Çok yüksek miktarda maden tüketen ülkeler, kritik zamanlar için maden stokluyor. Örneğin, ABD Ulusal Savunma Stokları Merkezi, ithal edilen bütün maden kalemlerindeki dışa bağımlılık oranlarını her yıl yeniden hesaplıyor. Yine ABD Savunma Lojistik Ajansı da, ithal edilen birçok madeni stoklamakta ve piyasayı düzenlemek amacıyla zaman zaman satışa çıkartıyor. Almanya ve Japonya ise, daha az sayıda stratejik madenin stoklanmasını, bu madenlerin ticaretini yapan özel şirketler eliyle sağlıyor. Devlet stok miktarlarını belirlemekte ve stoklama masraflarına iştirak ediyor. Ülkeler; kendi kaynaklarının durumuna göre, bir stratejik sınıflama tayin etmekte ve resmi ya da özel kritik-stratejik mineral listeleri hazırlıyorlar. Listeler; sadece askeri amaçlar için değil, stratejik bazı malzemeler ve işkolları da dikkate alınarak, ticari ve ekonomik amaçlar için de hazırlanabiliyor. Ayrıca, madenlerin dış kaynaklardan güvenli ve uzun vadeli olarak ikmali de, maden ihracatçısı az gelişmiş ülkelere açılan kredilerin temel şartlarından.
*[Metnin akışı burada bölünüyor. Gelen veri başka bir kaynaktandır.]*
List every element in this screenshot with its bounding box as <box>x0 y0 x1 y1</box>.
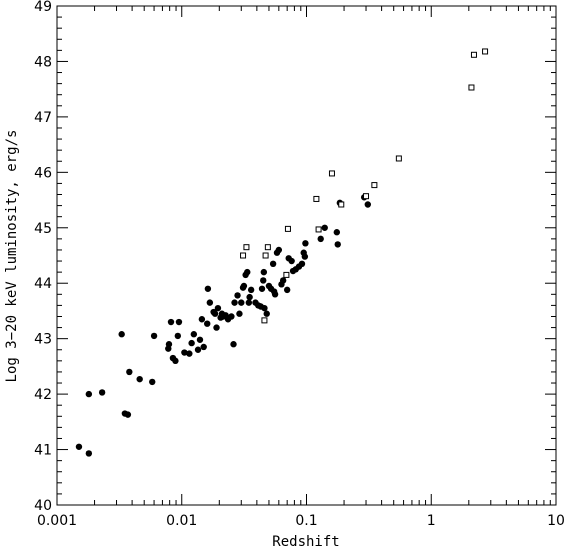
data-point-filled-circle <box>298 260 306 268</box>
data-point-filled-circle <box>98 389 106 396</box>
data-point-open-square <box>470 51 477 58</box>
data-point-open-square <box>468 84 475 91</box>
data-point-open-square <box>328 170 335 177</box>
data-point-open-square <box>313 195 320 202</box>
data-point-filled-circle <box>260 277 267 284</box>
y-tick-label: 42 <box>34 387 52 403</box>
data-point-filled-circle <box>321 224 328 231</box>
data-point-filled-circle <box>333 229 341 236</box>
y-tick-label: 48 <box>34 54 52 70</box>
data-point-open-square <box>371 182 378 189</box>
data-point-filled-circle <box>194 346 202 353</box>
data-point-filled-circle <box>301 253 309 260</box>
data-point-filled-circle <box>204 320 211 327</box>
y-tick-label: 49 <box>34 0 52 15</box>
data-point-filled-circle <box>190 331 198 338</box>
data-point-filled-circle <box>174 332 182 340</box>
tick-labels: 0.001 0.01 0.1 1 10 40 41 42 43 44 45 46 47 48 49 <box>34 0 565 529</box>
data-point-filled-circle <box>196 336 204 343</box>
data-point-filled-circle <box>200 343 207 351</box>
data-point-filled-circle <box>172 357 179 365</box>
data-point-filled-circle <box>175 318 183 326</box>
data-point-filled-circle <box>165 341 173 348</box>
data-point-filled-circle <box>85 390 93 398</box>
data-point-filled-circle <box>271 291 279 298</box>
x-tick-label: 0.1 <box>295 513 317 529</box>
data-point-filled-circle <box>263 310 270 317</box>
data-point-open-square <box>240 252 247 259</box>
data-point-filled-circle <box>167 318 175 326</box>
data-point-open-square <box>315 226 322 233</box>
data-point-filled-circle <box>198 316 206 323</box>
y-tick-label: 41 <box>34 443 52 459</box>
data-point-filled-circle <box>364 201 371 208</box>
data-point-open-square <box>338 201 345 208</box>
data-point-filled-circle <box>213 324 220 331</box>
data-point-filled-circle <box>260 268 268 276</box>
data-point-filled-circle <box>245 299 253 306</box>
data-point-open-square <box>264 244 271 251</box>
data-point-filled-circle <box>206 299 214 306</box>
y-tick-label: 45 <box>34 221 52 237</box>
data-point-filled-circle <box>230 341 237 348</box>
data-point-filled-circle <box>214 304 222 312</box>
data-point-filled-circle <box>204 285 212 292</box>
data-point-open-square <box>243 244 250 251</box>
data-point-open-square <box>363 193 370 200</box>
data-point-open-square <box>395 155 402 162</box>
data-point-filled-circle <box>75 443 83 450</box>
data-point-filled-circle <box>231 299 238 306</box>
data-point-filled-circle <box>288 257 295 265</box>
y-tick-label: 47 <box>34 110 52 126</box>
data-point-filled-circle <box>211 310 219 317</box>
data-point-filled-circle <box>240 282 248 290</box>
x-axis-title: Redshift <box>272 534 339 549</box>
x-tick-label: 1 <box>427 513 436 529</box>
data-point-filled-circle <box>238 299 245 306</box>
data-point-filled-circle <box>136 375 143 383</box>
x-tick-label: 0.01 <box>166 513 197 529</box>
data-point-filled-circle <box>181 349 188 356</box>
y-axis-title: Log 3−20 keV luminosity, erg/s <box>4 130 20 383</box>
y-tick-label: 46 <box>34 165 52 181</box>
data-point-filled-circle <box>186 350 193 357</box>
y-tick-label: 40 <box>34 498 52 514</box>
data-point-filled-circle <box>246 293 253 301</box>
data-point-open-square <box>482 48 489 55</box>
data-point-filled-circle <box>302 240 309 247</box>
data-point-filled-circle <box>261 304 268 312</box>
data-point-filled-circle <box>124 411 132 418</box>
data-point-filled-circle <box>334 241 341 248</box>
data-point-filled-circle <box>275 246 283 254</box>
data-point-filled-circle <box>236 310 243 317</box>
data-point-filled-circle <box>188 339 195 347</box>
y-tick-label: 44 <box>34 276 52 292</box>
data-point-filled-circle <box>234 292 241 299</box>
data-point-filled-circle <box>244 268 251 276</box>
x-tick-label: 0.001 <box>37 513 77 529</box>
data-point-open-square <box>261 317 268 324</box>
y-tick-label: 43 <box>34 332 52 348</box>
data-point-open-square <box>283 271 290 278</box>
data-point-filled-circle <box>85 450 93 457</box>
data-point-filled-circle <box>279 277 287 284</box>
axis-ticks <box>56 5 557 506</box>
x-tick-label: 10 <box>547 513 565 529</box>
data-point-open-square <box>284 225 291 232</box>
data-point-filled-circle <box>317 235 324 243</box>
data-point-filled-circle <box>149 378 156 386</box>
data-point-filled-circle <box>258 285 266 292</box>
data-point-filled-circle <box>283 286 291 294</box>
data-points <box>75 48 489 457</box>
data-point-filled-circle <box>150 332 158 340</box>
data-point-filled-circle <box>247 286 255 294</box>
data-point-filled-circle <box>118 331 125 338</box>
data-point-filled-circle <box>269 260 277 268</box>
data-point-filled-circle <box>228 313 235 320</box>
data-point-open-square <box>262 252 269 259</box>
data-point-filled-circle <box>126 368 133 376</box>
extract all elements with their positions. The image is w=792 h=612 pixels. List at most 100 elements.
2010’da Madrid’de yapılan Avrupa Mineral Konferansı’nda ortaya konan Ham Maddeler Deklarasyonu ve AB için Kritik Ham Maddeler Raporu 2011’de yayınlandı. ABD ve Japonya benzer çalışmayı daha önce gerçekleştirdi, Çin ise geçen yıllarda yaptı. AB raporunda, diğer incelemelerin yanı sıra kritik kavramı da tanımlanmakta. Bu fasılda, “Kritik Hammaddeler”: “…. tedarik riskleri ve ekonomi üzerindeki etkileri, diğerlerine göre çok daha yüksek olan maden kalemleri…” olarak tanımlanıyor. Yani kritik hammaddeler tanımı, bizim onyıllardır andığımız stratejik madenlere denk düşmekte.Ülkemizin maden rezervleri her yönü ile yeniden değerlendirilmeye muhtaç. Bu değerlendirmede; kısa, orta ve uzun vadeli ihtiyaçlar göz önüne alınarak, önce stratejik madenlerimiz belirlenmeli ve bu doğrultuda işletilmesi esas alınmalı. Aksi halde; milyonlarca yılda oluşan doğal kaynaklarımızın başkalarının yararı için tükenmesi akıbeti kaçınılmaz.

Rezervleri tükenen AB ülkeleri, 2030’lu yıllara ait arz-talep kestirimlerini yapıp buna göre planlamalar yaparken; ülkemizin –piyasanın kutsiyeti dayatmasıyla– madenlerini hesapsız bir şekilde üretip/tüketip, dışarıya satması, kaynak kaybı ve gelecek kuşakların hakkına el konulması anlamına geliyor. Liberal ekonominin kalesi ülkeler bile uzun vadeli planlamalar yaparken, geri bırakılmış ülkelere farklı davranmaları ve bu konudaki tavsiyelerinin şüpheyle karşılanmalı. “Doğal Kaynakların Sahibi Halktır” sözünün, sloganda kalmaması, bu öncelikleri hayata geçirmekle birebir ilintili. Bu anlamda madencilik politikaları acilen değiştirilmeli ve buna uygun düzenlemeler yapılmalı.